PPARGC1A Block 2 Haplotypes and Age at Onset of HD
PPARGC1A rs7665116 and Age at Onset in the HD Cohort
HD CAG*non-HD CAG
PPARGC1A rs6821591 and Age at Onset in the HD Cohort
HD CAG*non-HD CAG
PPARGC1A rs7665116 and rs6821591 Haplotypes and Age-at-Onset of HD
Here we report the presence of a common polymorphism and a common haplotype in PPARGC1A that are associated with a delay in age at onset of motor symptoms in patients with Huntington's disease. This clinical finding complements independent mechanistic studies on transgenic animals and human post mortem brain tissue, which demonstrated that impairment of the PGC-1α system contributes to the pathology of experimental HD. Lin et al. showed that mutant htt suppresses the expression of PGC-1α, while Weydt et al. found that mutant htt can inhibit the effects of PGC-1α on the expression of its target genes [12, 16]. These two concepts are not mutually exclusive, as PGC-1α may induce its own expression via a feed-forward loop[15, 24]. Our association study in humans now suggests that PPARGC1A indeed modifies the age at onset of HD and hence provide critical support for a role of PGC-1α in the pathogenesis of HD in humans.
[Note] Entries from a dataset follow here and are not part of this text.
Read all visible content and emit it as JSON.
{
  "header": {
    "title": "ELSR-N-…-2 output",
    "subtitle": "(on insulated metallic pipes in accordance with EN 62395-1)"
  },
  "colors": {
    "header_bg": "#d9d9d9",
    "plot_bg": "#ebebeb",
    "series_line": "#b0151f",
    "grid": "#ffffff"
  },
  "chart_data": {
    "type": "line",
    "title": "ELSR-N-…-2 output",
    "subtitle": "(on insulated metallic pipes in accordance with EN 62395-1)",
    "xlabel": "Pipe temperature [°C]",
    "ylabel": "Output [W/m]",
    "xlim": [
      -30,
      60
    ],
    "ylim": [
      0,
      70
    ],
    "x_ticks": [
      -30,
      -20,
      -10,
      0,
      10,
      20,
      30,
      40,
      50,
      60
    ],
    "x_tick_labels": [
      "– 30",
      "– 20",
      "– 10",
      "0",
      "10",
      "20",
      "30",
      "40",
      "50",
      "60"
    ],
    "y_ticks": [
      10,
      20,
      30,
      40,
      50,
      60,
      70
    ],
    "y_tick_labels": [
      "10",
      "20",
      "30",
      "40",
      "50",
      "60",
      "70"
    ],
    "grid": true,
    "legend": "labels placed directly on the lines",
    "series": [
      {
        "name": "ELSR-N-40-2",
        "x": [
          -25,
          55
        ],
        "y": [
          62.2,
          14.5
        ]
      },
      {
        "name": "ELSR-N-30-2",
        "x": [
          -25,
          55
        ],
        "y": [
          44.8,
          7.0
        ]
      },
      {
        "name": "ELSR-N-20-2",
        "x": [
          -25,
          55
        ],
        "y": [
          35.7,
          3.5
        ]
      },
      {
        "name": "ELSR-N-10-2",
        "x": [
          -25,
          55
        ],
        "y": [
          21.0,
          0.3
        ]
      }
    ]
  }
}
It should be noted, that clinical phenotypes reminiscent of HD have been described without mutations in the HD gene. Interestingly, chromosomal region 4p15.3 has been implicated in a recessive, progressive neurodegenerative Huntington-like disorder (HDL3 [MIM 604802]; http://www.ncbi.nlm.nih.gov/Omim/). It is thus possible that "loss of function" mutations in PPARGC1A can cause a recessive HD-like disease as suggested by gene deletion studies in mice[16, 17].
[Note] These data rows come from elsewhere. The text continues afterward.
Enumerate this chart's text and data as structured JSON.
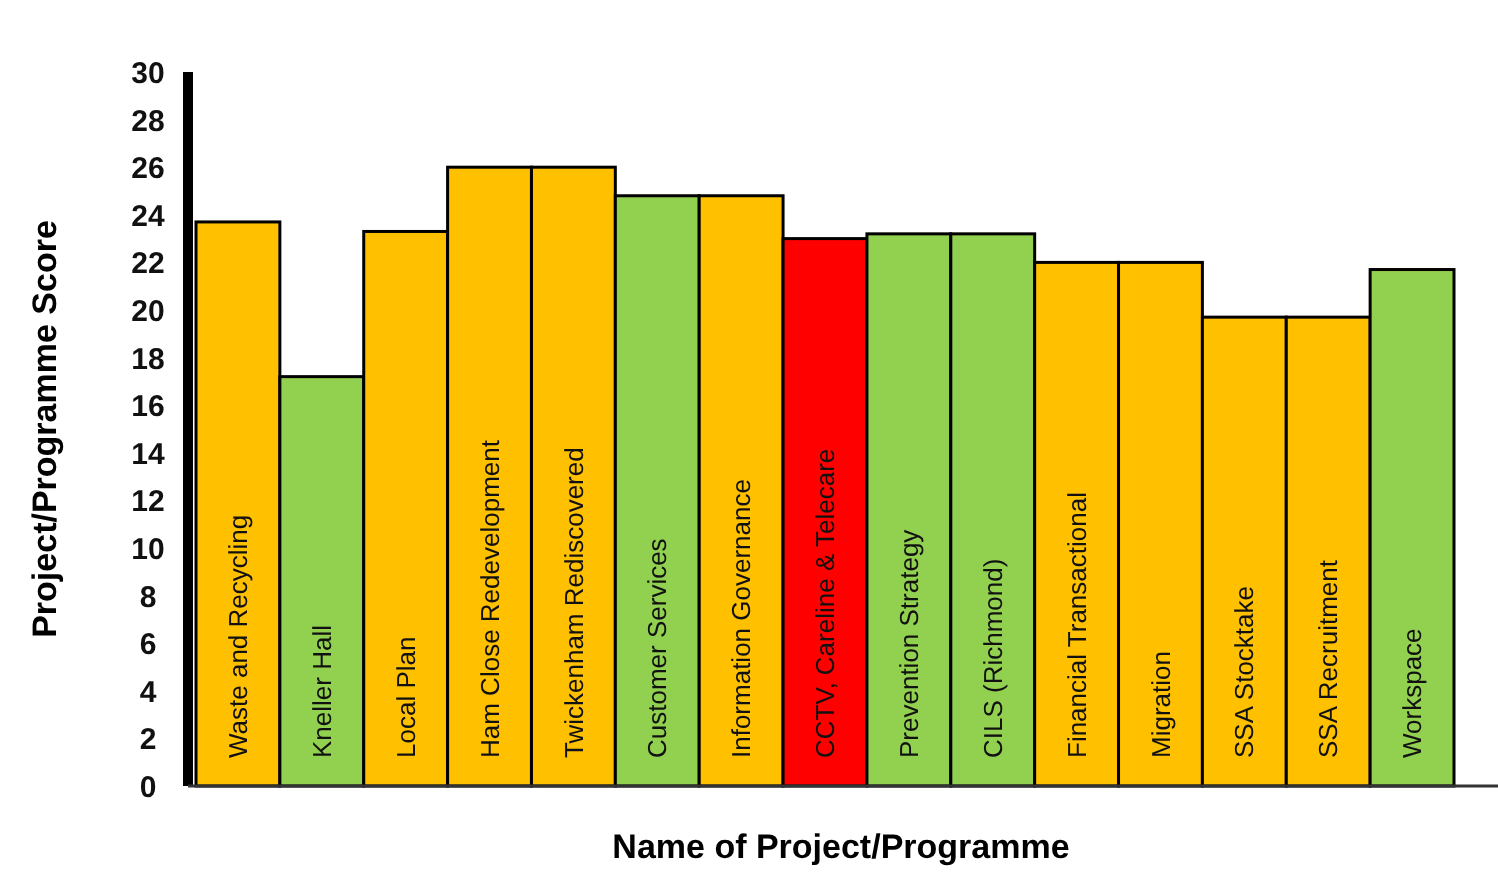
{
  "chart_data": {
    "type": "bar",
    "xlabel": "Name of Project/Programme",
    "ylabel": "Project/Programme Score",
    "categories": [
      "Waste and Recycling",
      "Kneller Hall",
      "Local Plan",
      "Ham Close Redevelopment",
      "Twickenham Rediscovered",
      "Customer Services",
      "Information Governance",
      "CCTV, Careline & Telecare",
      "Prevention Strategy",
      "CILS (Richmond)",
      "Financial Transactional",
      "Migration",
      "SSA Stocktake",
      "SSA Recruitment",
      "Workspace"
    ],
    "values": [
      23.7,
      17.2,
      23.3,
      26,
      26,
      24.8,
      24.8,
      23,
      23.2,
      23.2,
      22,
      22,
      19.7,
      19.7,
      21.7
    ],
    "colors": [
      "#ffc000",
      "#92d050",
      "#ffc000",
      "#ffc000",
      "#ffc000",
      "#92d050",
      "#ffc000",
      "#ff0000",
      "#92d050",
      "#92d050",
      "#ffc000",
      "#ffc000",
      "#ffc000",
      "#ffc000",
      "#92d050"
    ],
    "ylim": [
      0,
      30
    ],
    "yticks": [
      0,
      2,
      4,
      6,
      8,
      10,
      12,
      14,
      16,
      18,
      20,
      22,
      24,
      26,
      28,
      30
    ],
    "grid": false
  }
}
The arguments presented here provide first support from observations in humans for the concept that PGC-1α failure contributes to the pathogenesis of HD. If our results are confirmed in other populations, the identification of the functional SNP(s) may provide mechanistic insight into the pathogenesis of HD and may have important implications for the delineation of therapeutic targets[27, 28].
This study was supported by grants from the Fonds zur Förderung der wissenschaftlichen Forschung (FWF, Project P19893-B05) and the Land Salzburg and the Verein für Medizinische Forschung Salzburg, Austria and grants from the CHDI Foundation (New Jersey, USA).